Academic beneficiaries: As described in the 'Academic beneficiaries' section, these will include UK and international researchers in the following biological science fields: Gene regulation, chromatin regulation and cell signalling. Academic beneficiaries from other disciplines will include clinical researchers studying disease states involving deregulated enhancer function, including cancer. Finally, bioinformaticians and mathematical modellers studying dynamic transcriptional networks will benefit from our research as we aim to identify novel regulatory nodes. We will publicise our work by publishing in high impact scientific journals, regular presentation at International conferences, and posting on our laboratory and Faculty websites.

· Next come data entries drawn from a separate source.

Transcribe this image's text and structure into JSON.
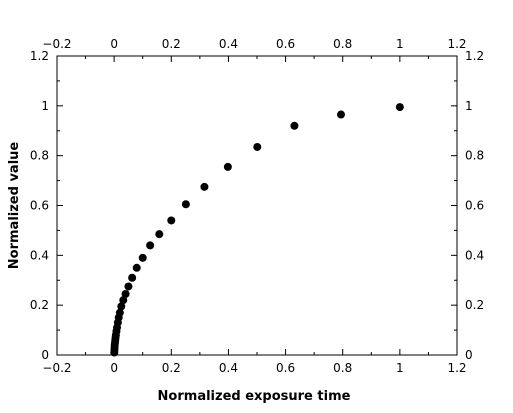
{
  "chart_data": {
    "type": "scatter",
    "title": "",
    "xlabel": "Normalized exposure time",
    "ylabel": "Normalized value",
    "xlim": [
      -0.2,
      1.2
    ],
    "ylim": [
      0,
      1.2
    ],
    "x_ticks": [
      -0.2,
      0,
      0.2,
      0.4,
      0.6,
      0.8,
      1,
      1.2
    ],
    "x_tick_labels": [
      "−0.2",
      "0",
      "0.2",
      "0.4",
      "0.6",
      "0.8",
      "1",
      "1.2"
    ],
    "y_ticks": [
      0,
      0.2,
      0.4,
      0.6,
      0.8,
      1,
      1.2
    ],
    "y_tick_labels": [
      "0",
      "0.2",
      "0.4",
      "0.6",
      "0.8",
      "1",
      "1.2"
    ],
    "mirror_top_axis": true,
    "mirror_right_axis": true,
    "grid": false,
    "legend": false,
    "marker_color": "#000000",
    "series": [
      {
        "x": [
          0.0005,
          0.001,
          0.0015,
          0.002,
          0.003,
          0.004,
          0.005,
          0.006,
          0.008,
          0.01,
          0.013,
          0.016,
          0.02,
          0.025,
          0.032,
          0.04,
          0.05,
          0.063,
          0.079,
          0.1,
          0.126,
          0.158,
          0.2,
          0.251,
          0.316,
          0.398,
          0.501,
          0.631,
          0.794,
          1.0
        ],
        "y": [
          0.01,
          0.02,
          0.03,
          0.04,
          0.05,
          0.06,
          0.07,
          0.08,
          0.095,
          0.11,
          0.13,
          0.15,
          0.17,
          0.195,
          0.22,
          0.245,
          0.275,
          0.31,
          0.35,
          0.39,
          0.44,
          0.485,
          0.54,
          0.605,
          0.675,
          0.755,
          0.835,
          0.92,
          0.965,
          0.995
        ]
      }
    ]
  }
}
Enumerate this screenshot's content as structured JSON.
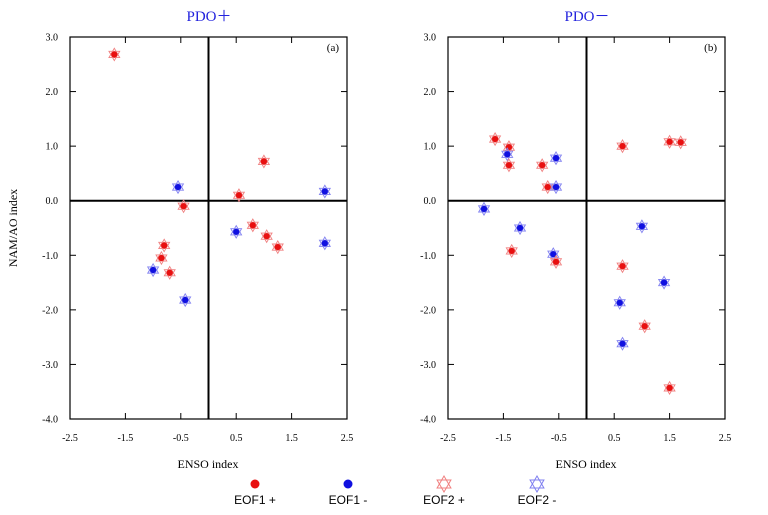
{
  "colors": {
    "eof1_pos": "#e81010",
    "eof1_neg": "#1010e0",
    "eof2_pos": "#f08080",
    "eof2_neg": "#8080f0",
    "title": "#2222dd"
  },
  "legend": {
    "items": [
      {
        "label": "EOF1 +",
        "marker": "filled-circle",
        "color": "#e81010"
      },
      {
        "label": "EOF1 -",
        "marker": "filled-circle",
        "color": "#1010e0"
      },
      {
        "label": "EOF2 +",
        "marker": "hexagram",
        "color": "#f08080"
      },
      {
        "label": "EOF2 -",
        "marker": "hexagram",
        "color": "#8080f0"
      }
    ]
  },
  "chart_data": [
    {
      "type": "scatter",
      "title": "PDO＋",
      "tag": "(a)",
      "xlabel": "ENSO index",
      "ylabel": "NAM/AO index",
      "xlim": [
        -2.5,
        2.5
      ],
      "ylim": [
        -4.0,
        3.0
      ],
      "xticks": [
        "-2.5",
        "-1.5",
        "-0.5",
        "0.5",
        "1.5",
        "2.5"
      ],
      "yticks": [
        "3.0",
        "2.0",
        "1.0",
        "0.0",
        "-1.0",
        "-2.0",
        "-3.0",
        "-4.0"
      ],
      "reference_lines": {
        "x": 0,
        "y": 0
      },
      "points": [
        {
          "x": -1.7,
          "y": 2.68,
          "group": "EOF1 +"
        },
        {
          "x": -0.55,
          "y": 0.25,
          "group": "EOF1 -"
        },
        {
          "x": -0.45,
          "y": -0.1,
          "group": "EOF1 +"
        },
        {
          "x": -0.8,
          "y": -0.82,
          "group": "EOF1 +"
        },
        {
          "x": -0.85,
          "y": -1.05,
          "group": "EOF1 +"
        },
        {
          "x": -1.0,
          "y": -1.27,
          "group": "EOF1 -"
        },
        {
          "x": -0.7,
          "y": -1.32,
          "group": "EOF1 +"
        },
        {
          "x": -0.42,
          "y": -1.82,
          "group": "EOF1 -"
        },
        {
          "x": 0.55,
          "y": 0.1,
          "group": "EOF1 +"
        },
        {
          "x": 1.0,
          "y": 0.72,
          "group": "EOF1 +"
        },
        {
          "x": 2.1,
          "y": 0.17,
          "group": "EOF1 -"
        },
        {
          "x": 0.5,
          "y": -0.57,
          "group": "EOF1 -"
        },
        {
          "x": 0.8,
          "y": -0.45,
          "group": "EOF1 +"
        },
        {
          "x": 1.05,
          "y": -0.65,
          "group": "EOF1 +"
        },
        {
          "x": 1.25,
          "y": -0.85,
          "group": "EOF1 +"
        },
        {
          "x": 2.1,
          "y": -0.78,
          "group": "EOF1 -"
        }
      ]
    },
    {
      "type": "scatter",
      "title": "PDO－",
      "tag": "(b)",
      "xlabel": "ENSO index",
      "ylabel": "",
      "xlim": [
        -2.5,
        2.5
      ],
      "ylim": [
        -4.0,
        3.0
      ],
      "xticks": [
        "-2.5",
        "-1.5",
        "-0.5",
        "0.5",
        "1.5",
        "2.5"
      ],
      "yticks": [
        "3.0",
        "2.0",
        "1.0",
        "0.0",
        "-1.0",
        "-2.0",
        "-3.0",
        "-4.0"
      ],
      "reference_lines": {
        "x": 0,
        "y": 0
      },
      "points": [
        {
          "x": -1.65,
          "y": 1.13,
          "group": "EOF1 +"
        },
        {
          "x": -1.4,
          "y": 0.98,
          "group": "EOF1 +"
        },
        {
          "x": -1.43,
          "y": 0.85,
          "group": "EOF1 -"
        },
        {
          "x": -1.4,
          "y": 0.65,
          "group": "EOF1 +"
        },
        {
          "x": -0.8,
          "y": 0.65,
          "group": "EOF1 +"
        },
        {
          "x": -0.7,
          "y": 0.25,
          "group": "EOF1 +"
        },
        {
          "x": -0.55,
          "y": 0.78,
          "group": "EOF1 -"
        },
        {
          "x": -0.55,
          "y": 0.25,
          "group": "EOF1 -"
        },
        {
          "x": -1.85,
          "y": -0.15,
          "group": "EOF1 -"
        },
        {
          "x": -1.2,
          "y": -0.5,
          "group": "EOF1 -"
        },
        {
          "x": -1.35,
          "y": -0.92,
          "group": "EOF1 +"
        },
        {
          "x": -0.6,
          "y": -0.98,
          "group": "EOF1 -"
        },
        {
          "x": -0.55,
          "y": -1.12,
          "group": "EOF1 +"
        },
        {
          "x": 0.65,
          "y": 1.0,
          "group": "EOF1 +"
        },
        {
          "x": 1.5,
          "y": 1.08,
          "group": "EOF1 +"
        },
        {
          "x": 1.7,
          "y": 1.07,
          "group": "EOF1 +"
        },
        {
          "x": 1.0,
          "y": -0.47,
          "group": "EOF1 -"
        },
        {
          "x": 0.65,
          "y": -1.2,
          "group": "EOF1 +"
        },
        {
          "x": 1.4,
          "y": -1.5,
          "group": "EOF1 -"
        },
        {
          "x": 0.6,
          "y": -1.87,
          "group": "EOF1 -"
        },
        {
          "x": 1.05,
          "y": -2.3,
          "group": "EOF1 +"
        },
        {
          "x": 0.65,
          "y": -2.62,
          "group": "EOF1 -"
        },
        {
          "x": 1.5,
          "y": -3.43,
          "group": "EOF1 +"
        }
      ]
    }
  ]
}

General public: In terms of the wider public beneficiaries, the long term impact of this project will likely be for cancer patients or patients requiring stem cell based therapeutic treatments. Our work will uncover fundamental mechanisms involved in establishing and maintaining regulatory regions of the genome, and this knowledge can be used to understand and develop strategies to combat inappropriate regulatory region activation in cancer cells and improve stem cell differentiation and dedifferentiation protocols. We aim to encourage the next generation to become engaged in scientific research through hosting school children in the laboratory. Our work will be communicated to the general public through local charity events and science festivals. Important findings will be communicated through the standard media outlets.

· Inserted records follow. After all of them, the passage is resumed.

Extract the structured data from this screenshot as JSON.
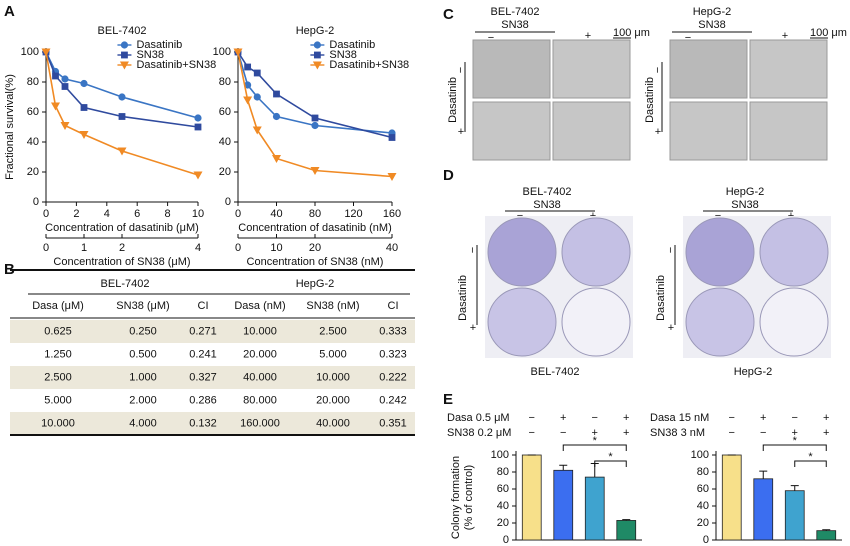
{
  "panel_labels": [
    "A",
    "B",
    "C",
    "D",
    "E"
  ],
  "chart_data": [
    {
      "type": "line",
      "title": "BEL-7402",
      "ylabel": "Fractional survival(%)",
      "xlabel": "Concentration of dasatinib (μM)",
      "x2label": "Concentration of SN38 (μM)",
      "x": [
        0,
        0.625,
        1.25,
        2.5,
        5,
        10
      ],
      "series": [
        {
          "name": "Dasatinib",
          "color": "#3a75c4",
          "marker": "circle",
          "values": [
            100,
            87,
            82,
            79,
            70,
            56
          ]
        },
        {
          "name": "SN38",
          "color": "#2f4a9e",
          "marker": "square",
          "values": [
            100,
            84,
            77,
            63,
            57,
            50
          ]
        },
        {
          "name": "Dasatinib+SN38",
          "color": "#f08a24",
          "marker": "triangle",
          "values": [
            100,
            64,
            51,
            45,
            34,
            18
          ]
        }
      ],
      "xlim": [
        0,
        10
      ],
      "xticks": [
        0,
        2,
        4,
        6,
        8,
        10
      ],
      "x2lim": [
        0,
        4
      ],
      "x2ticks": [
        0,
        1,
        2,
        4
      ],
      "ylim": [
        0,
        100
      ],
      "yticks": [
        0,
        20,
        40,
        60,
        80,
        100
      ]
    },
    {
      "type": "line",
      "title": "HepG-2",
      "xlabel": "Concentration of dasatinib (nM)",
      "x2label": "Concentration of SN38 (nM)",
      "x": [
        0,
        10,
        20,
        40,
        80,
        160
      ],
      "series": [
        {
          "name": "Dasatinib",
          "color": "#3a75c4",
          "marker": "circle",
          "values": [
            100,
            78,
            70,
            57,
            51,
            46
          ]
        },
        {
          "name": "SN38",
          "color": "#2f4a9e",
          "marker": "square",
          "values": [
            100,
            90,
            86,
            72,
            56,
            43
          ]
        },
        {
          "name": "Dasatinib+SN38",
          "color": "#f08a24",
          "marker": "triangle",
          "values": [
            100,
            68,
            48,
            29,
            21,
            17
          ]
        }
      ],
      "xlim": [
        0,
        160
      ],
      "xticks": [
        0,
        40,
        80,
        120,
        160
      ],
      "x2lim": [
        0,
        40
      ],
      "x2ticks": [
        0,
        10,
        20,
        40
      ],
      "ylim": [
        0,
        100
      ],
      "yticks": [
        0,
        20,
        40,
        60,
        80,
        100
      ]
    },
    {
      "type": "bar",
      "ylabel": [
        "Colony formation",
        "(% of control)"
      ],
      "conditions": [
        {
          "label": "Dasa 0.5 μM",
          "signs": [
            "−",
            "+",
            "−",
            "+"
          ]
        },
        {
          "label": "SN38 0.2 μM",
          "signs": [
            "−",
            "−",
            "+",
            "+"
          ]
        }
      ],
      "values": [
        100,
        82,
        74,
        23
      ],
      "errors": [
        0,
        6,
        16,
        1
      ],
      "colors": [
        "#f7e08a",
        "#3b6ef0",
        "#3fa3cf",
        "#1f8a66"
      ],
      "significance": [
        {
          "from": 1,
          "to": 3,
          "label": "*"
        },
        {
          "from": 2,
          "to": 3,
          "label": "*"
        }
      ],
      "ylim": [
        0,
        100
      ],
      "yticks": [
        0,
        20,
        40,
        60,
        80,
        100
      ]
    },
    {
      "type": "bar",
      "conditions": [
        {
          "label": "Dasa 15 nM",
          "signs": [
            "−",
            "+",
            "−",
            "+"
          ]
        },
        {
          "label": "SN38 3 nM",
          "signs": [
            "−",
            "−",
            "+",
            "+"
          ]
        }
      ],
      "values": [
        100,
        72,
        58,
        11
      ],
      "errors": [
        0,
        9,
        6,
        1
      ],
      "colors": [
        "#f7e08a",
        "#3b6ef0",
        "#3fa3cf",
        "#1f8a66"
      ],
      "significance": [
        {
          "from": 1,
          "to": 3,
          "label": "*"
        },
        {
          "from": 2,
          "to": 3,
          "label": "*"
        }
      ],
      "ylim": [
        0,
        100
      ],
      "yticks": [
        0,
        20,
        40,
        60,
        80,
        100
      ]
    }
  ],
  "table": {
    "groups": [
      "BEL-7402",
      "HepG-2"
    ],
    "header": [
      "Dasa (μM)",
      "SN38 (μM)",
      "CI",
      "Dasa (nM)",
      "SN38 (nM)",
      "CI"
    ],
    "rows": [
      [
        "0.625",
        "0.250",
        "0.271",
        "10.000",
        "2.500",
        "0.333"
      ],
      [
        "1.250",
        "0.500",
        "0.241",
        "20.000",
        "5.000",
        "0.323"
      ],
      [
        "2.500",
        "1.000",
        "0.327",
        "40.000",
        "10.000",
        "0.222"
      ],
      [
        "5.000",
        "2.000",
        "0.286",
        "80.000",
        "20.000",
        "0.242"
      ],
      [
        "10.000",
        "4.000",
        "0.132",
        "160.000",
        "40.000",
        "0.351"
      ]
    ]
  },
  "panel_c": {
    "groups": [
      {
        "cell_line": "BEL-7402",
        "drug": "SN38",
        "row_drug": "Dasatinib",
        "signs": [
          "−",
          "+"
        ],
        "scale": "100 μm"
      },
      {
        "cell_line": "HepG-2",
        "drug": "SN38",
        "row_drug": "Dasatinib",
        "signs": [
          "−",
          "+"
        ],
        "scale": "100 μm"
      }
    ]
  },
  "panel_d": {
    "groups": [
      {
        "cell_line": "BEL-7402",
        "drug": "SN38",
        "row_drug": "Dasatinib",
        "signs": [
          "−",
          "+"
        ],
        "caption": "BEL-7402"
      },
      {
        "cell_line": "HepG-2",
        "drug": "SN38",
        "row_drug": "Dasatinib",
        "signs": [
          "−",
          "+"
        ],
        "caption": "HepG-2"
      }
    ]
  }
}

Public sector: As this is a basic research project, there will be no immediate impact on the public sector. However, in the long term the biggest impact is likely to be on the NHS. Any new mechanisms that we identify might lead to alternative strategies to combat cancers driven by the deregulation of growth factor pathway signalling. The lab has a track record in providing training to medically qualified MD and PhD students and the work on this project will provide a solid framework and more openings for these students who wish to develop clinically relevant projects on the non-coding regulatory elements of the genome and their deregulation in cancer or other disease states.
Industry: There is growing interest from Biotechnology companies in developing stem cell based therapies. One of the key elements in developing new cell types from stem cells is establishing the correct gene expression profiles and this is in turn dictated by remodelling the chromatin landscape which involves regulatory element establishment, maintenance and activation. Our work may therefore dictate ways in which differentiation and de-differentiation protocols might be enhanced to provide high fidelity production of specific cell types.
This project will also involve the use of many cutting edge technologies, especially related to systems based approaches to research and advanced bioinformatics and computational skills. As such, the project will provide an opportunity for training the next generation of researchers through exposing undergraduate, postgraduate and postdoctoral students in the lab to these approaches.